Виктор. Елена, я должен сказать тебе… Сегодня утром Шарлотта уехала. Мы не хотели тебя будить, ты спала очень крепко после снотворного, вчерашняя ночь, ты сама знаешь, была беспокойной. Поэтому мы решили не будить тебя.

Елена что-то говорит.

Виктор. Твоя мать передает тебе привет. Она была очень огорчена, расстроена, даже плакала.

Елена что-то говорит.

Виктор. Ева вышла из дому, она гуляет сейчас в сумерках. Она очень спокойна, чуть ли не весела, мне кажется, она рада отъезду Шарлотты.

Елена что-то говорит.

Виктор. Не знаю, Елена, дорогая. Еве так хотелось этой встречи. Она надеялась на слишком многое, а у меня не хватило сердца предостеречь ее. Потому так все и обернулось.

Елена с большим трудом говорит что-то.

Виктор. Я не понимаю, что ты говоришь.

Елена дрожит, повторяет вопрос.

Виктор. Ты говоришь, что хочешь… Что ты хочешь? Елена взволнованно повторяет то же самое.

Виктор. Попытайся сказать это спокойно, Лена, иначе, боюсь, я не пойму.

Елена начинает кричать. Ее тело сотрясают все более сильные судороги, между криками слышны обрывки речи. Она сильно кусает губы, они кровоточат, в ее глазах мольба.

Виктор. Ева! Скорее сюда! У Елены припадок! Скорее!

Елена кричит все пронзительнее, ее крик становится нечеловеческим, она яростно бьется на стуле, тот падает вместе с ней на пол. Тело Елены судорожно складывается, руки выворачиваются назад, на ее губах пена и кровь. Виктор и Ева безуспешно пытаются успокоить ее, дают лекарство, разжав сильно стиснутые зубы.

Эпилог

Виктор. Иногда я незаметно прихожу сюда и смотрю на жену. Она мучается, последние ночи были ужасными, она совсем не могла спать. Она все время твердит, что никогда не простит себе, что выгнала из дому родную мать. Если бы я мог поговорить с ней по-настоящему. Но я никак не могу избавиться от всех этих моих затертых слов, избитых фраз. Я вижу, как она мучается, и ничем не могу помочь.

Ева. Ты уходишь?

Виктор. Иду на почту, нужно получить бандероль с книгами.

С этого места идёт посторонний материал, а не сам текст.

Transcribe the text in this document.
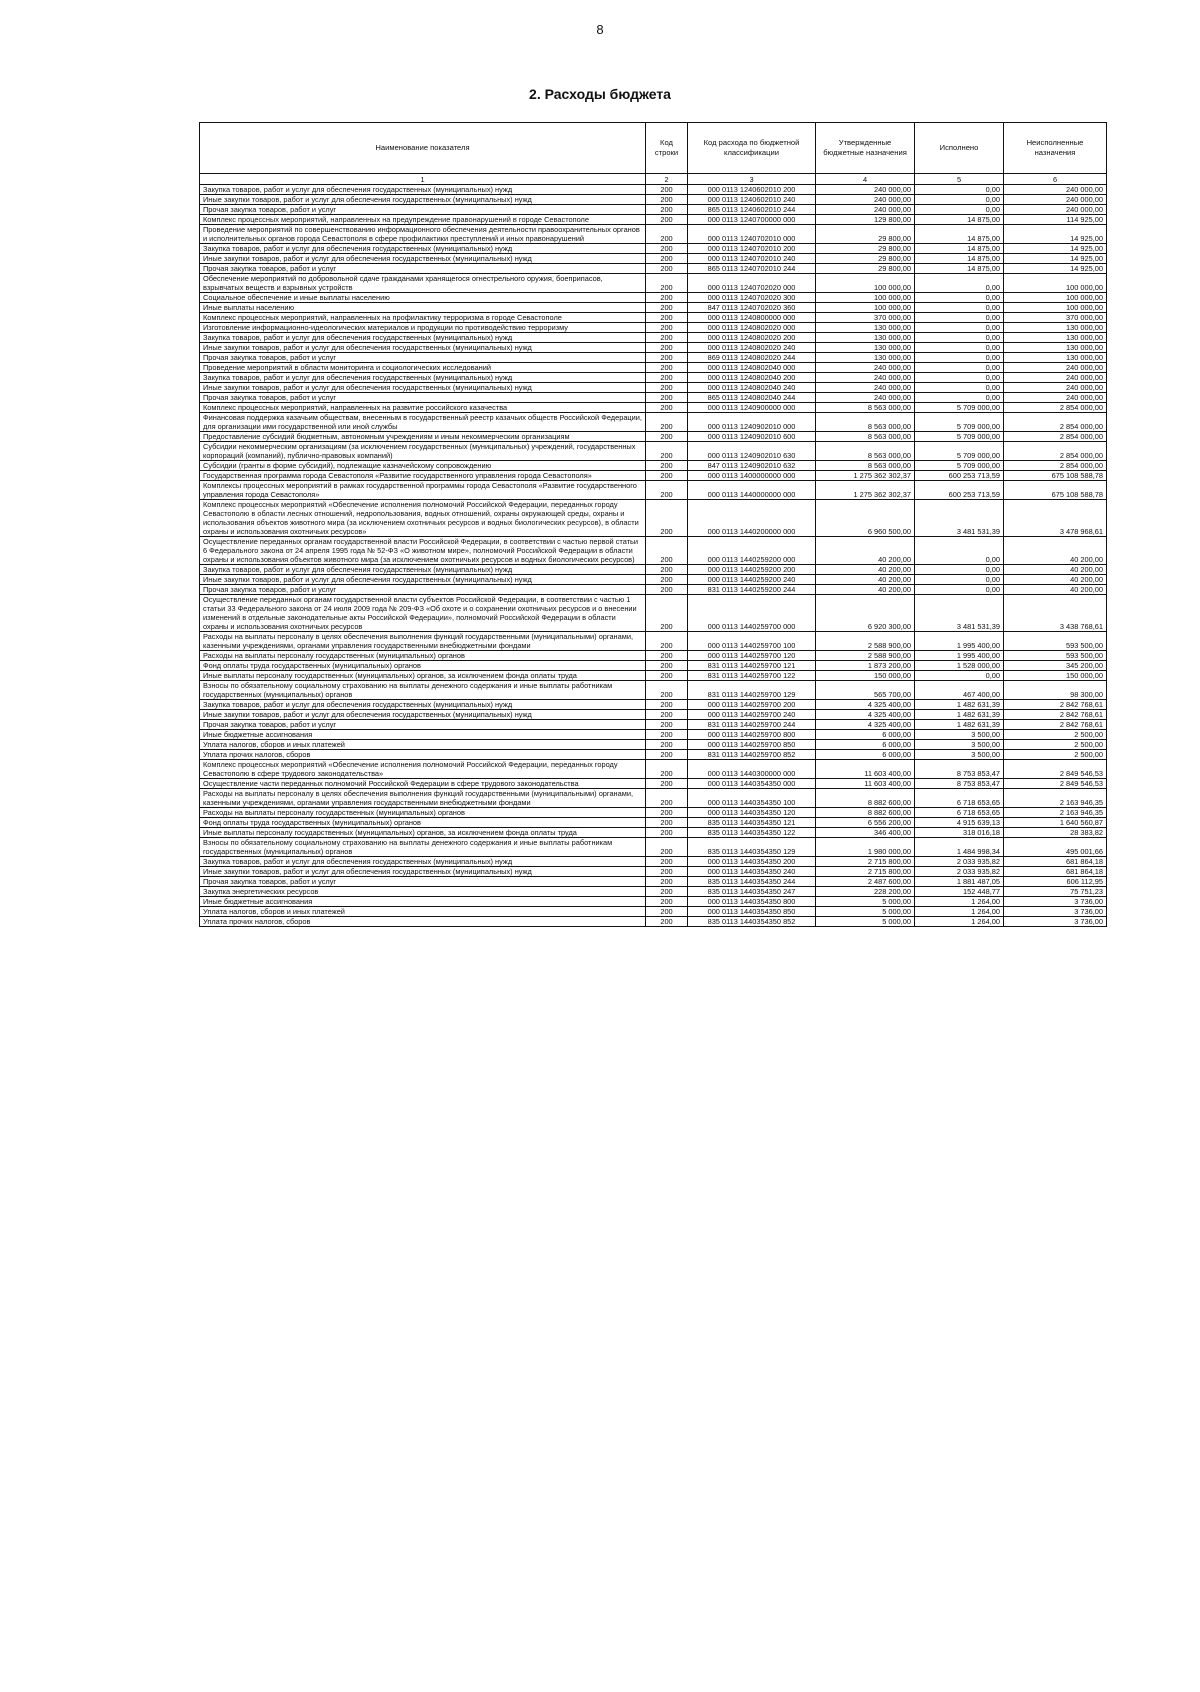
8
2. Расходы бюджета
Наименование показателя	Код строки	Код расхода по бюджетной классификации	Утвержденные бюджетные назначения	Исполнено	Неисполненные назначения
1	2	3	4	5	6
Закупка товаров, работ и услуг для обеспечения государственных (муниципальных) нужд	200	000 0113 1240602010 200	240 000,00	0,00	240 000,00
Иные закупки товаров, работ и услуг для обеспечения государственных (муниципальных) нужд	200	000 0113 1240602010 240	240 000,00	0,00	240 000,00
Прочая закупка товаров, работ и услуг	200	865 0113 1240602010 244	240 000,00	0,00	240 000,00
Комплекс процессных мероприятий, направленных на предупреждение правонарушений в городе Севастополе	200	000 0113 1240700000 000	129 800,00	14 875,00	114 925,00
Проведение мероприятий по совершенствованию информационного обеспечения деятельности правоохранительных органов и исполнительных органов города Севастополя в сфере профилактики преступлений и иных правонарушений	200	000 0113 1240702010 000	29 800,00	14 875,00	14 925,00
Закупка товаров, работ и услуг для обеспечения государственных (муниципальных) нужд	200	000 0113 1240702010 200	29 800,00	14 875,00	14 925,00
Иные закупки товаров, работ и услуг для обеспечения государственных (муниципальных) нужд	200	000 0113 1240702010 240	29 800,00	14 875,00	14 925,00
Прочая закупка товаров, работ и услуг	200	865 0113 1240702010 244	29 800,00	14 875,00	14 925,00
Обеспечение мероприятий по добровольной сдаче гражданами хранящегося огнестрельного оружия, боеприпасов, взрывчатых веществ и взрывных устройств	200	000 0113 1240702020 000	100 000,00	0,00	100 000,00
Социальное обеспечение и иные выплаты населению	200	000 0113 1240702020 300	100 000,00	0,00	100 000,00
Иные выплаты населению	200	847 0113 1240702020 360	100 000,00	0,00	100 000,00
Комплекс процессных мероприятий, направленных на профилактику терроризма в городе Севастополе	200	000 0113 1240800000 000	370 000,00	0,00	370 000,00
Изготовление информационно-идеологических материалов и продукции по противодействию терроризму	200	000 0113 1240802020 000	130 000,00	0,00	130 000,00
Закупка товаров, работ и услуг для обеспечения государственных (муниципальных) нужд	200	000 0113 1240802020 200	130 000,00	0,00	130 000,00
Иные закупки товаров, работ и услуг для обеспечения государственных (муниципальных) нужд	200	000 0113 1240802020 240	130 000,00	0,00	130 000,00
Прочая закупка товаров, работ и услуг	200	869 0113 1240802020 244	130 000,00	0,00	130 000,00
Проведение мероприятий в области мониторинга и социологических исследований	200	000 0113 1240802040 000	240 000,00	0,00	240 000,00
Закупка товаров, работ и услуг для обеспечения государственных (муниципальных) нужд	200	000 0113 1240802040 200	240 000,00	0,00	240 000,00
Иные закупки товаров, работ и услуг для обеспечения государственных (муниципальных) нужд	200	000 0113 1240802040 240	240 000,00	0,00	240 000,00
Прочая закупка товаров, работ и услуг	200	865 0113 1240802040 244	240 000,00	0,00	240 000,00
Комплекс процессных мероприятий, направленных на развитие российского казачества	200	000 0113 1240900000 000	8 563 000,00	5 709 000,00	2 854 000,00
Финансовая поддержка казачьим обществам, внесенным в государственный реестр казачьих обществ Российской Федерации, для организации ими государственной или иной службы	200	000 0113 1240902010 000	8 563 000,00	5 709 000,00	2 854 000,00
Предоставление субсидий бюджетным, автономным учреждениям и иным некоммерческим организациям	200	000 0113 1240902010 600	8 563 000,00	5 709 000,00	2 854 000,00
Субсидии некоммерческим организациям (за исключением государственных (муниципальных) учреждений, государственных корпораций (компаний), публично-правовых компаний)	200	000 0113 1240902010 630	8 563 000,00	5 709 000,00	2 854 000,00
Субсидии (гранты в форме субсидий), подлежащие казначейскому сопровождению	200	847 0113 1240902010 632	8 563 000,00	5 709 000,00	2 854 000,00
Государственная программа города Севастополя «Развитие государственного управления города Севастополя»	200	000 0113 1400000000 000	1 275 362 302,37	600 253 713,59	675 108 588,78
Комплексы процессных мероприятий в рамках государственной программы города Севастополя «Развитие государственного управления города Севастополя»	200	000 0113 1440000000 000	1 275 362 302,37	600 253 713,59	675 108 588,78
Комплекс процессных мероприятий «Обеспечение исполнения полномочий Российской Федерации, переданных городу Севастополю в области лесных отношений, недропользования, водных отношений, охраны окружающей среды, охраны и использования объектов животного мира (за исключением охотничьих ресурсов и водных биологических ресурсов), в области охраны и использования охотничьих ресурсов»	200	000 0113 1440200000 000	6 960 500,00	3 481 531,39	3 478 968,61
Осуществление переданных органам государственной власти Российской Федерации, в соответствии с частью первой статьи 6 Федерального закона от 24 апреля 1995 года № 52-ФЗ «О животном мире», полномочий Российской Федерации в области охраны и использования объектов животного мира (за исключением охотничьих ресурсов и водных биологических ресурсов)	200	000 0113 1440259200 000	40 200,00	0,00	40 200,00
Закупка товаров, работ и услуг для обеспечения государственных (муниципальных) нужд	200	000 0113 1440259200 200	40 200,00	0,00	40 200,00
Иные закупки товаров, работ и услуг для обеспечения государственных (муниципальных) нужд	200	000 0113 1440259200 240	40 200,00	0,00	40 200,00
Прочая закупка товаров, работ и услуг	200	831 0113 1440259200 244	40 200,00	0,00	40 200,00
Осуществление переданных органам государственной власти субъектов Российской Федерации, в соответствии с частью 1 статьи 33 Федерального закона от 24 июля 2009 года № 209-ФЗ «Об охоте и о сохранении охотничьих ресурсов и о внесении изменений в отдельные законодательные акты Российской Федерации», полномочий Российской Федерации в области охраны и использования охотничьих ресурсов	200	000 0113 1440259700 000	6 920 300,00	3 481 531,39	3 438 768,61
Расходы на выплаты персоналу в целях обеспечения выполнения функций государственными (муниципальными) органами, казенными учреждениями, органами управления государственными внебюджетными фондами	200	000 0113 1440259700 100	2 588 900,00	1 995 400,00	593 500,00
Расходы на выплаты персоналу государственных (муниципальных) органов	200	000 0113 1440259700 120	2 588 900,00	1 995 400,00	593 500,00
Фонд оплаты труда государственных (муниципальных) органов	200	831 0113 1440259700 121	1 873 200,00	1 528 000,00	345 200,00
Иные выплаты персоналу государственных (муниципальных) органов, за исключением фонда оплаты труда	200	831 0113 1440259700 122	150 000,00	0,00	150 000,00
Взносы по обязательному социальному страхованию на выплаты денежного содержания и иные выплаты работникам государственных (муниципальных) органов	200	831 0113 1440259700 129	565 700,00	467 400,00	98 300,00
Закупка товаров, работ и услуг для обеспечения государственных (муниципальных) нужд	200	000 0113 1440259700 200	4 325 400,00	1 482 631,39	2 842 768,61
Иные закупки товаров, работ и услуг для обеспечения государственных (муниципальных) нужд	200	000 0113 1440259700 240	4 325 400,00	1 482 631,39	2 842 768,61
Прочая закупка товаров, работ и услуг	200	831 0113 1440259700 244	4 325 400,00	1 482 631,39	2 842 768,61
Иные бюджетные ассигнования	200	000 0113 1440259700 800	6 000,00	3 500,00	2 500,00
Уплата налогов, сборов и иных платежей	200	000 0113 1440259700 850	6 000,00	3 500,00	2 500,00
Уплата прочих налогов, сборов	200	831 0113 1440259700 852	6 000,00	3 500,00	2 500,00
Комплекс процессных мероприятий «Обеспечение исполнения полномочий Российской Федерации, переданных городу Севастополю в сфере трудового законодательства»	200	000 0113 1440300000 000	11 603 400,00	8 753 853,47	2 849 546,53
Осуществление части переданных полномочий Российской Федерации в сфере трудового законодательства	200	000 0113 1440354350 000	11 603 400,00	8 753 853,47	2 849 546,53
Расходы на выплаты персоналу в целях обеспечения выполнения функций государственными (муниципальными) органами, казенными учреждениями, органами управления государственными внебюджетными фондами	200	000 0113 1440354350 100	8 882 600,00	6 718 653,65	2 163 946,35
Расходы на выплаты персоналу государственных (муниципальных) органов	200	000 0113 1440354350 120	8 882 600,00	6 718 653,65	2 163 946,35
Фонд оплаты труда государственных (муниципальных) органов	200	835 0113 1440354350 121	6 556 200,00	4 915 639,13	1 640 560,87
Иные выплаты персоналу государственных (муниципальных) органов, за исключением фонда оплаты труда	200	835 0113 1440354350 122	346 400,00	318 016,18	28 383,82
Взносы по обязательному социальному страхованию на выплаты денежного содержания и иные выплаты работникам государственных (муниципальных) органов	200	835 0113 1440354350 129	1 980 000,00	1 484 998,34	495 001,66
Закупка товаров, работ и услуг для обеспечения государственных (муниципальных) нужд	200	000 0113 1440354350 200	2 715 800,00	2 033 935,82	681 864,18
Иные закупки товаров, работ и услуг для обеспечения государственных (муниципальных) нужд	200	000 0113 1440354350 240	2 715 800,00	2 033 935,82	681 864,18
Прочая закупка товаров, работ и услуг	200	835 0113 1440354350 244	2 487 600,00	1 881 487,05	606 112,95
Закупка энергетических ресурсов	200	835 0113 1440354350 247	228 200,00	152 448,77	75 751,23
Иные бюджетные ассигнования	200	000 0113 1440354350 800	5 000,00	1 264,00	3 736,00
Уплата налогов, сборов и иных платежей	200	000 0113 1440354350 850	5 000,00	1 264,00	3 736,00
Уплата прочих налогов, сборов	200	835 0113 1440354350 852	5 000,00	1 264,00	3 736,00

Ева. Захвати, пожалуйста, это письмо!

Виктор. Хорошо. Оно – Шарлотте?

Ева. Да. Можешь прочитать его, а я загляну на минуту к Елене.

Виктор (читает). «Я поняла, я виновата перед тобой. Ты ожидала от меня нежности, а встретила одни требования. Я мучила тебя своей старой прокисшей ненавистью, которая давным-давно уже ничего не значит. Я была не права все время и прошу тебя простить мне. Елена поняла все намного глубже. Я требовала, а она давала. Она любила, а я уходила от тебя все дальше. Я понимаю теперь, что должна заботиться о тебе, что все старое ушло, что я никогда больше не отпущу и не оставлю тебя одну. Не знаю, дойдет ли это письмо, не знаю даже, прочитаешь ли ты его, может быть, уже слишком поздно. Но, несмотря ни на что, я буду надеяться: то, что я открыла для себя, – не напрасно. Ведь есть все же какая-то высшая милость. Я говорю о неслыханной возможности – заботиться друг о друге, помогать друг другу, оказывать друг другу простые знаки внимания. Ты должна понять, что я никогда больше не отпущу тебя и никогда не позволю тебе исчезнуть из моей жизни, я буду очень упрямой! И я не сдамся, даже если уже слишком поздно. Я не верю, что уже слишком поздно. Не должно быть поздно».